Minister of Justice and Minister responsible for the French Language Services Directorate, the Women and Gender Equity Directorate, and the Worker's Safety and Compensation Board
- Incumbent
- Assumed office November 22, 2025
- Premier: Currie Dixon
- Preceded by: Tracy-Anne McPhee (Justice) John Streicker (French Language Services Directorate) Jeanie McLean (Women and Gender Equity Directorate) Richard Mostyn (Worker's Safety and Compensation Board)

Member of the Yukon Legislative Assembly for Whitehorse West
- Incumbent
- Assumed office November 3, 2025
- Preceded by: Richard Mostyn

Personal details
- Party: Yukon Party

= Laura Lang (politician) =

Canadian politician

Laura Lang is a Canadian politician, who was elected to the Yukon Legislative Assembly in the 2025 Yukon general election. She represents the electoral district of Whitehorse West as a member of the Yukon Party.

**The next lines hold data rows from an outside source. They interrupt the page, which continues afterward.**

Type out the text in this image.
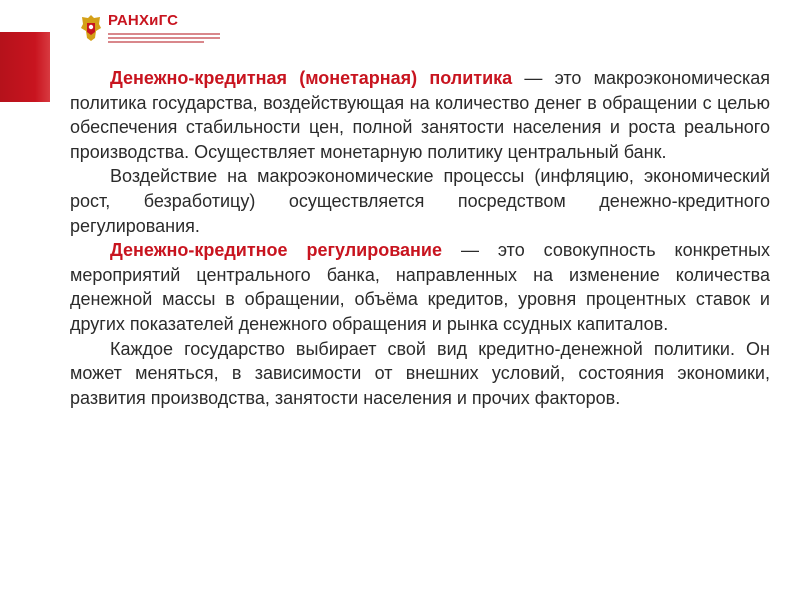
РАНХиГС

Денежно-кредитная (монетарная) политика — это макроэкономическая политика государства, воздействующая на количество денег в обращении с целью обеспечения стабильности цен, полной занятости населения и роста реального производства. Осуществляет монетарную политику центральный банк.

Воздействие на макроэкономические процессы (инфляцию, экономический рост, безработицу) осуществляется посредством денежно-кредитного регулирования.

Денежно-кредитное регулирование — это совокупность конкретных мероприятий центрального банка, направленных на изменение количества денежной массы в обращении, объёма кредитов, уровня процентных ставок и других показателей денежного обращения и рынка ссудных капиталов.

Каждое государство выбирает свой вид кредитно-денежной политики. Он может меняться, в зависимости от внешних условий, состояния экономики, развития производства, занятости населения и прочих факторов.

Prior to her election to the legislature, she was a senior director of the Yukon Housing Corporation. She is the daughter-in-law of retired Yukon MLA and senator Daniel Lang.

==Electoral record==

v; t; e; 2025 Yukon general election: Whitehorse West
Party: Candidate; Votes; %; ±%
Yukon Party; Laura Lang; 615; 55.06; +17.58
New Democratic; Katherine McCallum; 363; 32.50; +9.67
Liberal; Mike Pemberton; 139; 12.44; -27.24
Total valid votes: 1,117
Total rejected ballots
Turnout: 52.54
Eligible voters: 2,126
Yukon Party gain from Liberal; Swing; +22.41
Source(s) "2025 General Election Official Results". Elections Yukon. Retrieved January 14, 2026.